Part II: (Divide and Conquer Problems). We need to help move people as quickly as possible to their roles in the Gantt Charts. Here, people are agents along with computing nodes in structures that David Gelernter called "Trellises". The project designers are trusted to divide the problems up logically. If they can also describe the skill sets needed for each task generically, then individual contributors can easily scan the current tasks (for all open projects) for tasks matching their own skill sets and pursue those opportunities. This mechanism is similar to one I'm designing now for OPN's volunteer coordinator and Community Technology Center Director's training programs. The problems needing to be solved are, essentially, BUGS. I worked for several years in software quality assurance groups and I believe that bug-tracking and resolution databases can be expanded to be WWW-accessible and omni-product addressing. Earth is an open source project (all molecules are available for chemical reactions with other molecules-- most interestingly DNA) and support might be manageable. An "Earth-Bug" database seems like a great application to start with. Ozone depletion is a bug. Global warming is a bug. Use of DDT, Uranium, explosives, chemical weapons, biological weapons and (oh, let's see, what else can I add to help increase circulation of this message inside the CIA and FBI? [:-)] suicide bombers are all Bugs. So, build a big, smart (duplication-resistant), multilingual bug tracking database and start assigning the bugs to various support organizations and individuals. There would be a many-to-many mapping of earth-bugs to project-plans (Gantt charts).

Getting these two pieces working is a great start on creating a collaborative environment where people can self-organize according to interests and skills, without duplicating each others' efforts to solve all world problems. I think that only an environment with these features will be able to support massively-parallel efforts to save the world.
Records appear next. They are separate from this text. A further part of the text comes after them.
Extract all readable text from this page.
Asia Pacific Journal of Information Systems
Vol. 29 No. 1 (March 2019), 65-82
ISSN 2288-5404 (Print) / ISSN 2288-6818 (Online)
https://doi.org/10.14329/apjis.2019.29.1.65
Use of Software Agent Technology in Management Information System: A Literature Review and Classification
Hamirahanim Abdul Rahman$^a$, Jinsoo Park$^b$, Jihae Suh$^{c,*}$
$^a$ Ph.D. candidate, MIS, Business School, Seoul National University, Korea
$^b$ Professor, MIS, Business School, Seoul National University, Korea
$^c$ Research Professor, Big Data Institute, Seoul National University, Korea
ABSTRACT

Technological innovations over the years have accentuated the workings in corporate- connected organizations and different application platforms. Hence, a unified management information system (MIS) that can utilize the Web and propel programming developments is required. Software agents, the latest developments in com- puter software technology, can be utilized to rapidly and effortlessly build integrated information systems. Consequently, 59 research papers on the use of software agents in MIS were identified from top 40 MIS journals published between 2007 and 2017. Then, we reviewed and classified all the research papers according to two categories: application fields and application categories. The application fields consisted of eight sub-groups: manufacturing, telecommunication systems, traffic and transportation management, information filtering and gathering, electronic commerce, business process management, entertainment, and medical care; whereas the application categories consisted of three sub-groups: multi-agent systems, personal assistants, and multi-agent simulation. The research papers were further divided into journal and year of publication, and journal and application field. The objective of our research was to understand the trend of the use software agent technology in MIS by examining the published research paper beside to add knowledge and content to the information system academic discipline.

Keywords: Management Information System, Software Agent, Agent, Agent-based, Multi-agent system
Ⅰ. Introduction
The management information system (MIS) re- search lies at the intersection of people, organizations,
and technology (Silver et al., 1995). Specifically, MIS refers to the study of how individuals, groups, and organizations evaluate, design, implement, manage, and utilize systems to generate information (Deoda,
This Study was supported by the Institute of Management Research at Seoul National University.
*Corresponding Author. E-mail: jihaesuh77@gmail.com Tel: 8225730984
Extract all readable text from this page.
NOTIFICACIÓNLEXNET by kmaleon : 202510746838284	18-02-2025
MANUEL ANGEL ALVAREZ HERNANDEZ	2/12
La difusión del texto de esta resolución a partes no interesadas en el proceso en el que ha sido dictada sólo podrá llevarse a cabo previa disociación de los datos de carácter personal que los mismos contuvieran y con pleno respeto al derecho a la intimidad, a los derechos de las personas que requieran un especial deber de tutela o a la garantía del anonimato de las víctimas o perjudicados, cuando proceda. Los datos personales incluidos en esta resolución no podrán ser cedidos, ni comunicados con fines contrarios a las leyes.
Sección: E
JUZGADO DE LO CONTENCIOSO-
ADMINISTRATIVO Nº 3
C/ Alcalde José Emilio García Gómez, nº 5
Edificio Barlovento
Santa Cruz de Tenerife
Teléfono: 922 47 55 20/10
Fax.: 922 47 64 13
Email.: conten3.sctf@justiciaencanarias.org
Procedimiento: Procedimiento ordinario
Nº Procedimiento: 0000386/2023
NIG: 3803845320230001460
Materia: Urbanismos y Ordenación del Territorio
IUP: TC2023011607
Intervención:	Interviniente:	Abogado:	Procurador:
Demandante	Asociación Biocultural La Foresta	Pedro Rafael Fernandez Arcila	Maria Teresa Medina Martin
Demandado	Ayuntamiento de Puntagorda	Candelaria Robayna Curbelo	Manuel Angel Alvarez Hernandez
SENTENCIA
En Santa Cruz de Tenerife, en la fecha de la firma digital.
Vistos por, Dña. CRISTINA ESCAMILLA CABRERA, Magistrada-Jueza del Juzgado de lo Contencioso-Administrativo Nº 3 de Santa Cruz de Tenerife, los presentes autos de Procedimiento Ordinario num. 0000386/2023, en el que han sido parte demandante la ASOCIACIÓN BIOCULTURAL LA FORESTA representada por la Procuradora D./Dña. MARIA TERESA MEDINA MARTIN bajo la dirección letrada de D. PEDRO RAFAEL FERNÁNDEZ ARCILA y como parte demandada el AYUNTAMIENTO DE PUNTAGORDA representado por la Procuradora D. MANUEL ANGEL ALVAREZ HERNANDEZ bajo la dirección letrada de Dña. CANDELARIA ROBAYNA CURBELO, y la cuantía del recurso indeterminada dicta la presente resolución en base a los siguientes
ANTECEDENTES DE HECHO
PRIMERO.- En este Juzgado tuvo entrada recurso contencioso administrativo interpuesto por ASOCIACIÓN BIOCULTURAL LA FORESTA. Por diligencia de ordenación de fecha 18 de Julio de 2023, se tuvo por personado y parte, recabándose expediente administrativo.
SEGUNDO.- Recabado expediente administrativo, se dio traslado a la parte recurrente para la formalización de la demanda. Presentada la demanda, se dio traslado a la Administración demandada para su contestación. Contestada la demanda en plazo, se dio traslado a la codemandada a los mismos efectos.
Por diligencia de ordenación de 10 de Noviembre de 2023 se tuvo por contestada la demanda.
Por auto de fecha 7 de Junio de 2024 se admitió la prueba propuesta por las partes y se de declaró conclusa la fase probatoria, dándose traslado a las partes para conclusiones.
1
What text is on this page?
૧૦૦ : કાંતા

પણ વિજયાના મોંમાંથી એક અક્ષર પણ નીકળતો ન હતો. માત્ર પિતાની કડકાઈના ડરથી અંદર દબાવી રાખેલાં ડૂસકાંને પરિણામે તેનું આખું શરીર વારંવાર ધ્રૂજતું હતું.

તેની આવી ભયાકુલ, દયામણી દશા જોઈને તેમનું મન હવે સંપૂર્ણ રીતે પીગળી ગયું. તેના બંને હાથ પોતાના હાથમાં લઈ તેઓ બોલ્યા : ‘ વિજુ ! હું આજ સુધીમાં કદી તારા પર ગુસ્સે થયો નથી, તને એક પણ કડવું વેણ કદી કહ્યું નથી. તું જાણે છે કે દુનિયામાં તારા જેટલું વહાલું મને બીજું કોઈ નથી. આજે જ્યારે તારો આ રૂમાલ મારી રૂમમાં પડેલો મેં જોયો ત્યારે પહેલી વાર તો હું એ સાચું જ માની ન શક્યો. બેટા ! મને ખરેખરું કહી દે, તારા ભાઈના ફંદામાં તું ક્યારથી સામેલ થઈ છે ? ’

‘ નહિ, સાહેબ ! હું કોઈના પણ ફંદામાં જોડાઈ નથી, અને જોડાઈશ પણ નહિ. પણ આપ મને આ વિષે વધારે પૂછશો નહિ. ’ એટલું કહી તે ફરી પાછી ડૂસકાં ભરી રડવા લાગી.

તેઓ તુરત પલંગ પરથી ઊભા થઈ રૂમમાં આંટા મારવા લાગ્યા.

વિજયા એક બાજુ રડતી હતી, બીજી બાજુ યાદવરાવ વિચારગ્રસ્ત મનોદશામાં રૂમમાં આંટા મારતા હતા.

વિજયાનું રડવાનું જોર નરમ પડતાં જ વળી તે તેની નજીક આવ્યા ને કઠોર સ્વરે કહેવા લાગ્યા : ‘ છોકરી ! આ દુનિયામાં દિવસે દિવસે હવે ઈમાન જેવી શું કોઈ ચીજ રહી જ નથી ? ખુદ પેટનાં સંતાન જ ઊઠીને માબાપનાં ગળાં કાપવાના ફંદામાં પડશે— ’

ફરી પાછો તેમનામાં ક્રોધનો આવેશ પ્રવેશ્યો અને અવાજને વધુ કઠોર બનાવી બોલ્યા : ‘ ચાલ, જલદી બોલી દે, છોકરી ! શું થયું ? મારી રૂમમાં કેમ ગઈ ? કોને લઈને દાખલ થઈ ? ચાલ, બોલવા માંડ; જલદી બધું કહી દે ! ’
Part III: Decrease message latency-- well, maybe you want people to be accessible by pager, cell-phone or other immediate (usually, but not always, wireless) device so you can reach them when you really need them to complete a predecessor task so you can get started on your piece. Or you may need to let them know you're done with a predecessor task and they can start theirs. People generally become more useful to their community when they are more accessible. Ultimately, a mobile, wireless combo PDA, cell phone and web-browser will serve to transform humanity into the global brain it may be our destiny to become. I have strong and mixed feelings about 7x24 implications. It should be voluntary, imho.

Part IV: Increase bandwidth-- already being done by telecomm industry on the technical side, but also we need to train people to be more effective communicators through various trainings like Landmark, Wings, Enneagram, and many others. When people can rise above ego-trips, power-trips, control-freaking and other typical dysfunctions in groups, then a LOT gets done because communcation is effective. Speaking of which, I probably should tone down the "world-saving" rhetoric and just focus on the piece I believe I can really be helpful with-- designing data structures for collaborative software environments. That's all we do. If others want to save the world with it- hey, more power to them.

==== end of "riff" [:-)] Hope you enjoyed it.

So, I'll begin to pursue "lateral" communication with some of the people you've mentioned and try to get related efforts going in parallel to yours.